11. Common Interview Q&A

Common Interview Questions:

How does the platform replay a workflow without re-executing side effects?

Event-sourced state plus a side-effect ledger. The events table is append-only; replay reads events in order and folds them through the workflow definition's reducer to compute current state — no LLM or tool is re-invoked. The tool_calls table has a unique idem_key = sha256(workflow_id, seq, tool_name, canonical_request); before any tool execution, the worker tries to insert a pending row, and if the insert fails due to unique-violation, the response is read from the existing row instead of re-invoking. So even on worker crashes mid-step, the same email is never sent twice.

Why Postgres + Redis Streams instead of just Postgres or just Redis?

Different jobs. Postgres is the durable source of truth — events, tool calls, signals must survive restarts and provide cross-row transactional consistency for replay. Redis Streams is the low-latency hot path for "what's the next ready step?" — sub-millisecond push/pop with consumer groups gives you 100s of step pickups per second without polling Postgres on every tick. If you only had Postgres, scheduling latency would be 1–10s on a busy DB. If you only had Redis, you'd lose checkpoint durability on a Redis restart. The split aligns each store with what it's good at.

How is the per-workflow cost limit enforced as a hard stop?

At the LLM call site, before the call leaves the gateway. The gateway reads cost_used_usd from a Redis counter, computes worst-case cost for this call (full max_output_tokens at the model's output rate plus the input tokens), and refuses with BudgetExceededError if used + worst_case > limit. The post-call increment uses the actual cost, but the pre-call check uses worst-case so a single call can never overshoot by more than rounding. If the call goes through, the worker writes an llm_response event with the actual cost and the workflow continues.

How do human-in-the-loop pauses survive multi-day waits without leaking state?

The HITL node writes a signal row, sets workflow.status = 'waiting_signal', and returns. Nothing is in flight — no worker holds the workflow, no Redis stream entry is pending, no compute cost accrues. The scheduler explicitly ignores workflows in this status. When a signal arrives via the API, the platform writes a signal_received event, flips the workflow back to running, and pushes the next ready node onto the stream. State is in Postgres the whole time; durability is the same as any other table. A 30-day pause looks identical to a 30-second one.

Temporal vs LangGraph vs DIY — what's the call?

LangGraph for prototypes and small-team production where you want the agent code and the runtime in the same repo — checkpointing works, but cost limits and ACLs are your job to wrap. Temporal when you need bulletproof durability, multi-language SDKs, signals/queries baked in, and you can absorb the operational weight (Cassandra or Postgres history store, matching service, frontend service). DIY (this design) when you want Temporal's primitives but with cost enforcement and tool ACLs as first-class concepts and a Pythonic SDK that fits your agent code — you're trading "more code to maintain" for "exactly the policy you need." Step Functions is a trap for agentic workflows: state-transition pricing kills you on long loops.

How does replay stay fast as workflows accumulate hundreds of events?
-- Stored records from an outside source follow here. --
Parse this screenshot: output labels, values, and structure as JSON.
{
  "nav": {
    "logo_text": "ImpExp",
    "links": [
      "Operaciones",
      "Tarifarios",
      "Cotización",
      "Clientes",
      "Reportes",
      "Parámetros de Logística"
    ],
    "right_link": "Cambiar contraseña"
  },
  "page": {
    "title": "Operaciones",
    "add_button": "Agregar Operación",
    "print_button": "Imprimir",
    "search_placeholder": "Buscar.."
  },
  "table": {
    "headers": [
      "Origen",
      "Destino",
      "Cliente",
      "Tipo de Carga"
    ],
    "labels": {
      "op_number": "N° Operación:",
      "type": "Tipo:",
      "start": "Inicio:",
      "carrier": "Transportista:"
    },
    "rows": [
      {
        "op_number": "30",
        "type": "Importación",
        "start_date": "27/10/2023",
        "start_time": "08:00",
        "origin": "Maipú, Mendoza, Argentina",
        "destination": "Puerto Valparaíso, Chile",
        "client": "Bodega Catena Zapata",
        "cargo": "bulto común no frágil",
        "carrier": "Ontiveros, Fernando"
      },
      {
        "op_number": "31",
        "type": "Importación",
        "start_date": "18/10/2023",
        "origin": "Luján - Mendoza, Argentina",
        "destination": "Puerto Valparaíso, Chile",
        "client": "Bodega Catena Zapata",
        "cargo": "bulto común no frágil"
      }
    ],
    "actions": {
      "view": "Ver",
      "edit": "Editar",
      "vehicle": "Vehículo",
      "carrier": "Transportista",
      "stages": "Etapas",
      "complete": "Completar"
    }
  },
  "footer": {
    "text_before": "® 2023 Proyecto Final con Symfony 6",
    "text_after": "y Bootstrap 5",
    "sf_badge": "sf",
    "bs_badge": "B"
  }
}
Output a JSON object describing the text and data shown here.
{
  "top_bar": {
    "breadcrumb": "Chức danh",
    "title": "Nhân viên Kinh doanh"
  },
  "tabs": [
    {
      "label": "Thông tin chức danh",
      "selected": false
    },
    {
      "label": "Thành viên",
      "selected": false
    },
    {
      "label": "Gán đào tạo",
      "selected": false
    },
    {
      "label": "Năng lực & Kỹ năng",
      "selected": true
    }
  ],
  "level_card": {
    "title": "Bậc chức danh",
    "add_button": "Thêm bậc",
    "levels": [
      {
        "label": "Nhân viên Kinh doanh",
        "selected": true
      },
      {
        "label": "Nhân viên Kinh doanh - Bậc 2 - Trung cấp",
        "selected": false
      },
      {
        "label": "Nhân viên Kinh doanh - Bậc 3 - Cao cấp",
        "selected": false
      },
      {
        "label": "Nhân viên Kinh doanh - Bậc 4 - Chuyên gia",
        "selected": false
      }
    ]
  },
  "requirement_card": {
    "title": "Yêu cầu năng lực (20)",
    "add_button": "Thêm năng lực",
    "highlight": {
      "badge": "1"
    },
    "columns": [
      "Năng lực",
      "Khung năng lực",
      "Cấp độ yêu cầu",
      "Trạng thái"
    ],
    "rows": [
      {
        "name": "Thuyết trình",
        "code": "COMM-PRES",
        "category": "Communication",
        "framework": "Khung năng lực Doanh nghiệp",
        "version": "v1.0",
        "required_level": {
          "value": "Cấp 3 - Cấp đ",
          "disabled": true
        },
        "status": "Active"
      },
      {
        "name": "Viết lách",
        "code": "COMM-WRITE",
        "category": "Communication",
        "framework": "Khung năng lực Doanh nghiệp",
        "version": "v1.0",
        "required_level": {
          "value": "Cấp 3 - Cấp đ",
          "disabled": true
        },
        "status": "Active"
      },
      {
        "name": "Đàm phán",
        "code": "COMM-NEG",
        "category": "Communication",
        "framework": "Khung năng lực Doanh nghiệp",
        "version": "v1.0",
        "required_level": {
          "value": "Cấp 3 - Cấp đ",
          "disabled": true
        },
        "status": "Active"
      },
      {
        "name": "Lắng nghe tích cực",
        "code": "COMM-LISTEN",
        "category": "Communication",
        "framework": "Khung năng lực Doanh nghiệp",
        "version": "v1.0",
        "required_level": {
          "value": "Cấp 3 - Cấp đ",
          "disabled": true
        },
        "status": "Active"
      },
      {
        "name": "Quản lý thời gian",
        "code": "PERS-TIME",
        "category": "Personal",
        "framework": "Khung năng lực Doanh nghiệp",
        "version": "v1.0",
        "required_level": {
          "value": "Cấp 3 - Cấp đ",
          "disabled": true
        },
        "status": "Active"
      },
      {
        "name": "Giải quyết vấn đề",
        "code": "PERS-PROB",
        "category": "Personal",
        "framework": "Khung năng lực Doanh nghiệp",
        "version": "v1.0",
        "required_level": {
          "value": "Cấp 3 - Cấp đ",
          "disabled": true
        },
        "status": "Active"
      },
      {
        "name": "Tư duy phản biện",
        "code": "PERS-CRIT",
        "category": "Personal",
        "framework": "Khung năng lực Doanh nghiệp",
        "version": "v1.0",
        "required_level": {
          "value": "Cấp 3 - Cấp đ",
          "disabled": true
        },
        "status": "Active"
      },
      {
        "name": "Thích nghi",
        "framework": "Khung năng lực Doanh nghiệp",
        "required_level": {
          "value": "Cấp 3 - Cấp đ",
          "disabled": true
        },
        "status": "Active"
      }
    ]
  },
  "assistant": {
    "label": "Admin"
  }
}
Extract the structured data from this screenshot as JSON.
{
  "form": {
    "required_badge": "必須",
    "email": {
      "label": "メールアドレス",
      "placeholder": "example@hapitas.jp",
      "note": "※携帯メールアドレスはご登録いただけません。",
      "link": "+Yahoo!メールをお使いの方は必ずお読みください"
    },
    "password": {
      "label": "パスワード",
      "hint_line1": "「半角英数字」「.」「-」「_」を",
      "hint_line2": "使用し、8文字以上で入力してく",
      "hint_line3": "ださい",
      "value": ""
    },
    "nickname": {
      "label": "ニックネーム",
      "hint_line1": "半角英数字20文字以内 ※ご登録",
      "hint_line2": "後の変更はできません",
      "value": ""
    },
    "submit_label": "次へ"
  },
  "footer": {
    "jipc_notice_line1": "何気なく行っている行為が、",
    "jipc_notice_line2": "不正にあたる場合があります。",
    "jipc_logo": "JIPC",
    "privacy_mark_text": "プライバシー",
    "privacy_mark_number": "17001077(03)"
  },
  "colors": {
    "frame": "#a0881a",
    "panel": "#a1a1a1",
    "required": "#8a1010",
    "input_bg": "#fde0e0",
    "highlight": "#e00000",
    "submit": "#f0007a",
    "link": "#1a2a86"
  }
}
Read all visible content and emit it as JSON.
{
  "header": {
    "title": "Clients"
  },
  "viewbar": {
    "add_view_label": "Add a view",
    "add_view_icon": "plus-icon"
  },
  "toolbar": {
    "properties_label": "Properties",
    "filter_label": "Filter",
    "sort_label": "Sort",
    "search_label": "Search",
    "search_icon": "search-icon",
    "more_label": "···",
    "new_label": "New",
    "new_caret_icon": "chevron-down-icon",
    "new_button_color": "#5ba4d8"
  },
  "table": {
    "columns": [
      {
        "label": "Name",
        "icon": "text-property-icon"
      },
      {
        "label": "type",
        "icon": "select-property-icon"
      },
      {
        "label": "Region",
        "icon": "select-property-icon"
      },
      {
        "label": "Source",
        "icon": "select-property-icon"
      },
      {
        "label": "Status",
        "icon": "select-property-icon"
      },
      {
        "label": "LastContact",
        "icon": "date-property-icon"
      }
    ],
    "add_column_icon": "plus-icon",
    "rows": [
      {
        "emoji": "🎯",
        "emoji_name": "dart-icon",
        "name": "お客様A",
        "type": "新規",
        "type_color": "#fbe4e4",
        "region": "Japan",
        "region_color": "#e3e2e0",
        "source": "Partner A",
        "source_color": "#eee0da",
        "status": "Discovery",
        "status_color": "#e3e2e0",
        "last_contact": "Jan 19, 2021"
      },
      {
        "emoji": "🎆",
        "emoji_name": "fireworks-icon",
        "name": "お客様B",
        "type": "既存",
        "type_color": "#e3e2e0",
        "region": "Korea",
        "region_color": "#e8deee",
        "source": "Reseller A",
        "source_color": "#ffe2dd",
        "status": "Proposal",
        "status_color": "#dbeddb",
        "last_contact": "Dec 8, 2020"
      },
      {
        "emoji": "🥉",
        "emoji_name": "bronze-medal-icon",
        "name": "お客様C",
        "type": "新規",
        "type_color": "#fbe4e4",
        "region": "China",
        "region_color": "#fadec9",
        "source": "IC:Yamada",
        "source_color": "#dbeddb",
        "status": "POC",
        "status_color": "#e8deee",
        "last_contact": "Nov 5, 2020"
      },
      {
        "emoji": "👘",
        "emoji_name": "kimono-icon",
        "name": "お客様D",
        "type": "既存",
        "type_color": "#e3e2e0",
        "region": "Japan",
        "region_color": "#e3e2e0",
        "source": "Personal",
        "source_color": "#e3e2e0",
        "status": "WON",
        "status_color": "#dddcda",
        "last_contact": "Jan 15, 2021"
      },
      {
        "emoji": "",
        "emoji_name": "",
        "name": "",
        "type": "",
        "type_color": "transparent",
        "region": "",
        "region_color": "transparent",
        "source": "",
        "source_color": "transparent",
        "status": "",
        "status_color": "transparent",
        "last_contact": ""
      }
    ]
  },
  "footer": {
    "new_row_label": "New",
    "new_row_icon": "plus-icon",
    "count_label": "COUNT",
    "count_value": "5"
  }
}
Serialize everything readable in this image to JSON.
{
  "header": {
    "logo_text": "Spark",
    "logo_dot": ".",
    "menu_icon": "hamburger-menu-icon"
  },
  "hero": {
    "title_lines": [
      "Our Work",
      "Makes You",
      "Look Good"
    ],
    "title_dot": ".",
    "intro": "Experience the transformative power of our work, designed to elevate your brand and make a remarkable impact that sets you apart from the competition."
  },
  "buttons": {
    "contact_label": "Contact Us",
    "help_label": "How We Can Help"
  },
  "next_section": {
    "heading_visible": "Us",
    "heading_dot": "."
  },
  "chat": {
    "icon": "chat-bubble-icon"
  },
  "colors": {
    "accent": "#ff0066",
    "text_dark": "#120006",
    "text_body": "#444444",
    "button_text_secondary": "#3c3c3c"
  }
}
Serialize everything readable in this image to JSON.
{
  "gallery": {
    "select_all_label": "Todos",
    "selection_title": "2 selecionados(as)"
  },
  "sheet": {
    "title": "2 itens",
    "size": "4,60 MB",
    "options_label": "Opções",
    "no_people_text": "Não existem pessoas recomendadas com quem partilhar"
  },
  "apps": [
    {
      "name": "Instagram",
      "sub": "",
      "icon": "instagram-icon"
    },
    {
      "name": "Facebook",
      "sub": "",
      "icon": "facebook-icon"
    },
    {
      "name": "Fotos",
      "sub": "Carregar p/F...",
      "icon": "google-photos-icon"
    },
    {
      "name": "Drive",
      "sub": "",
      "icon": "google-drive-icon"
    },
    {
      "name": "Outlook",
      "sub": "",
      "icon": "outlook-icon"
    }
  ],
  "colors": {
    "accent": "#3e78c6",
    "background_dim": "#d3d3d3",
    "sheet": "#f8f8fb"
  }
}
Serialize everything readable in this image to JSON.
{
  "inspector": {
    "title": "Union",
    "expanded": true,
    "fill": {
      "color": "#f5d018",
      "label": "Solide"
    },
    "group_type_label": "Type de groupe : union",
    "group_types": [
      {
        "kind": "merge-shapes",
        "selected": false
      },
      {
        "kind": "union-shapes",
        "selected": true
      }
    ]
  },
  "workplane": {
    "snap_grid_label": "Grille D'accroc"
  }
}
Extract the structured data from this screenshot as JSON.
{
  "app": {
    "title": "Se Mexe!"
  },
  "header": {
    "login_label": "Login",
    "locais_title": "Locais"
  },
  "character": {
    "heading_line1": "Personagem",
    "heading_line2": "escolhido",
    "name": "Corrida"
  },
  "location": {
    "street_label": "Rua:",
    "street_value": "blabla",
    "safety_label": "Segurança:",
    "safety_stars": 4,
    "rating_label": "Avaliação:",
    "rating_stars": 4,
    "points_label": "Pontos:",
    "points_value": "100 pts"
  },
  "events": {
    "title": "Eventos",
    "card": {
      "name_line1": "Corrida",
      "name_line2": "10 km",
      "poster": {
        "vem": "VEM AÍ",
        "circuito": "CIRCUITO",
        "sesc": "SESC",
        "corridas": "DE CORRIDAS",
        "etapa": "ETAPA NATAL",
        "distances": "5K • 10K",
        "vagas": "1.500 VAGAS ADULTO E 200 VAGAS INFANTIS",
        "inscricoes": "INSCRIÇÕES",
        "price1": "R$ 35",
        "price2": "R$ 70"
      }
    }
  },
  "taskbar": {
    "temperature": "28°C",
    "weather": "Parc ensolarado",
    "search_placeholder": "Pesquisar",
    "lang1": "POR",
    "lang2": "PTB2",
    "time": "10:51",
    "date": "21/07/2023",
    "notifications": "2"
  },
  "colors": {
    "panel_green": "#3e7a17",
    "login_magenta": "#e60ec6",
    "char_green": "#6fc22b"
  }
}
Snapshots. Every K events (typically 25 or 50), the platform persists the folded state to a snapshots table keyed by (workflow_id, seq). To resume or replay, the worker reads the latest snapshot and only the tail events after it — so replay is O(K) regardless of total workflow length. The events stay in place (never deleted; that would break audit), but they don't have to be re-folded from zero each time. The snapshot is just a JSON blob of the reducer's state, so it's cheap to write and read. K is tuned per definition: agentic loops with many small steps want K=10; long-pause workflows with few steps don't need snapshots at all.